LISTENING to David Cameron this morning talking about reining in public sector pay and bonuses makes me wish for once that such regulation would extend to the private sector. Why? Step forward John Fry and Sly Bailey, whose snouts are firmly ensconced in the corporate trough.


At Trinity Mirror, chief executive Sly Bailey received a ‘package’ of £1.68 million in 2009, an increase of 66 per cent compared with the previous year. And yet in 2009 Trinity Mirror reported a 41 per cent fall in pre-tax profits while sacking 1,700 people and closing or selling 30 newspapers. One can only envy such success.

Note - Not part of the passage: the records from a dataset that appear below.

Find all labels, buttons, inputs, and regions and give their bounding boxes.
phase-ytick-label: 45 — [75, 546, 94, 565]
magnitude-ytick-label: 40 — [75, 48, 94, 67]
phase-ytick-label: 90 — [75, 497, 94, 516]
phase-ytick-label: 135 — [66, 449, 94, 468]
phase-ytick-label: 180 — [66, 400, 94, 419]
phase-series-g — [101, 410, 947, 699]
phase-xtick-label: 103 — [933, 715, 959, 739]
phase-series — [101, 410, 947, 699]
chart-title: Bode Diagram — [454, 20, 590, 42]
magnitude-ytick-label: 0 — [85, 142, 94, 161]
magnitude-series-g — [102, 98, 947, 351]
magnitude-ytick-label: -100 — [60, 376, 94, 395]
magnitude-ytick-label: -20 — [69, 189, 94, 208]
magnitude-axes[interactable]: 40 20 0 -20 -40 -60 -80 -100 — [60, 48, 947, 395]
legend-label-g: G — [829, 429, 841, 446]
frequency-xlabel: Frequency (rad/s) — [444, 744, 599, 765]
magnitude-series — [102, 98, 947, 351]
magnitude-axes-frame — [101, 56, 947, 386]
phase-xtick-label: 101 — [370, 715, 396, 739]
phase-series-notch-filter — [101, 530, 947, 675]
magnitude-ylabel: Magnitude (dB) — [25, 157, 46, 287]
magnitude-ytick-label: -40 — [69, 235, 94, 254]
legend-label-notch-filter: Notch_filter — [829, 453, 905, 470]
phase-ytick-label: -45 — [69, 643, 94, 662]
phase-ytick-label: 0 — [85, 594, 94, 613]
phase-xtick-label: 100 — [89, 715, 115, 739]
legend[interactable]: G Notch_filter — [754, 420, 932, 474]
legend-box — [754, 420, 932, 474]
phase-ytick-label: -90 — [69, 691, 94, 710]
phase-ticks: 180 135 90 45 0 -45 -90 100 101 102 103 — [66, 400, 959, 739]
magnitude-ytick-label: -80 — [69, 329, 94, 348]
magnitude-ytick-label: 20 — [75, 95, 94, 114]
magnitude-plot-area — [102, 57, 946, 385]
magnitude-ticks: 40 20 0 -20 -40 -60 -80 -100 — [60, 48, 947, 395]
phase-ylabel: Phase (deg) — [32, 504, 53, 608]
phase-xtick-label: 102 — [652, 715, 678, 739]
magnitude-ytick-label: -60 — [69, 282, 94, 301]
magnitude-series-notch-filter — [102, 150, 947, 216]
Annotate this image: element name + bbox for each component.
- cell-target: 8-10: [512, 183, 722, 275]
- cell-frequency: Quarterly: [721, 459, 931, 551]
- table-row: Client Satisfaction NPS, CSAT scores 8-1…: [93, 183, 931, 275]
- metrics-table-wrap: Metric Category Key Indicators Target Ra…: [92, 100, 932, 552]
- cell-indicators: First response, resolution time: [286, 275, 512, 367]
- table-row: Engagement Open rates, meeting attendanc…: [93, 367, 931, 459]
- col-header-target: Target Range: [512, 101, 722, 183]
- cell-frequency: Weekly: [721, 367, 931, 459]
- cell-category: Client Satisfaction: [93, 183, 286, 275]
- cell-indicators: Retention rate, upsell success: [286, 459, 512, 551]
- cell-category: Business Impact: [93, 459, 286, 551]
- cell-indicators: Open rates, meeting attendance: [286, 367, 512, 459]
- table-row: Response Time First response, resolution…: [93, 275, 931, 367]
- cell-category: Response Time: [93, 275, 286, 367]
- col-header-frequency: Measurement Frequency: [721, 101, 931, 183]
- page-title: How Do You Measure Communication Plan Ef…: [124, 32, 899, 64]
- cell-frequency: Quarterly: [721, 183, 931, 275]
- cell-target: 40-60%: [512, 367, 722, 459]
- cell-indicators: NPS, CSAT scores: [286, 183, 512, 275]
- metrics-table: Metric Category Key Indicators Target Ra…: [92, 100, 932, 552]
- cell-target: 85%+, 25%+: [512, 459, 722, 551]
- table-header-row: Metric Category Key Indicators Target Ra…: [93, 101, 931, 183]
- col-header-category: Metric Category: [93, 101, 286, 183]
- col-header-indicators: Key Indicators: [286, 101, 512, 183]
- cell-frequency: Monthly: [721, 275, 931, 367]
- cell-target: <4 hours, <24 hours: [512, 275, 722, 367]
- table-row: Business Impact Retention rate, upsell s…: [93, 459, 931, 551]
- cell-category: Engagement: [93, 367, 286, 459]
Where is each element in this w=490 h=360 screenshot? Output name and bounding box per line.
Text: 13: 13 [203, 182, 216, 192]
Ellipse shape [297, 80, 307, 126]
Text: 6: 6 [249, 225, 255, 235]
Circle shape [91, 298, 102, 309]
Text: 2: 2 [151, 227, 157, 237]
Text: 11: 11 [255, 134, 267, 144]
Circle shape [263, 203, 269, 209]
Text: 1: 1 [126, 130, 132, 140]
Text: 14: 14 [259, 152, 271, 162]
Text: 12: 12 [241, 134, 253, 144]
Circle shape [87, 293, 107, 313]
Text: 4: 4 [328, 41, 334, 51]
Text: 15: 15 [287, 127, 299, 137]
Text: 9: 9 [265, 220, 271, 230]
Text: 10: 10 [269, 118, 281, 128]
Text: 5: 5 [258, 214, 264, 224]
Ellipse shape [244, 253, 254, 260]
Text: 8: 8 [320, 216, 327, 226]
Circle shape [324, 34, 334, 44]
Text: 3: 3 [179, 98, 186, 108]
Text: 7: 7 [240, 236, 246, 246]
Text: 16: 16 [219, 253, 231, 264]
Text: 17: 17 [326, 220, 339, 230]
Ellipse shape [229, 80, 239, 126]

My friends in Archant were a bit puzzled when John Fry stood down as chief exec to move to the leprous Johnston Press. Who, after all, would want that poisoned chalice? I think we now know. Fry picked up almost one million pounds for his first year in charge, comprising a salary of £525,000, cash and deferred share bonuses worth £420,000, and £14,000 of other benefits. Over the same period, the publisher of The Scotsman and Yorkshire Post amongst many other regional titles, recorded a fall in pre-tax profits of 56 per cent to £43.3 million. On top of that, the group had to refinance its debt at increased interest costs and had to abandon plans to sell its Irish titles, as no-one was daft enough to pay the asking price.


But it’s not all bad news. As more than 1,000 employees got their cards, chief beancounter Stuart Paterson pocketed £655,000 while chief operating officer Danny Cammiade, not exactly known as a friend of journalists, collected £590,000.


And we have the cheek to slag off the bankers? The mind boggles.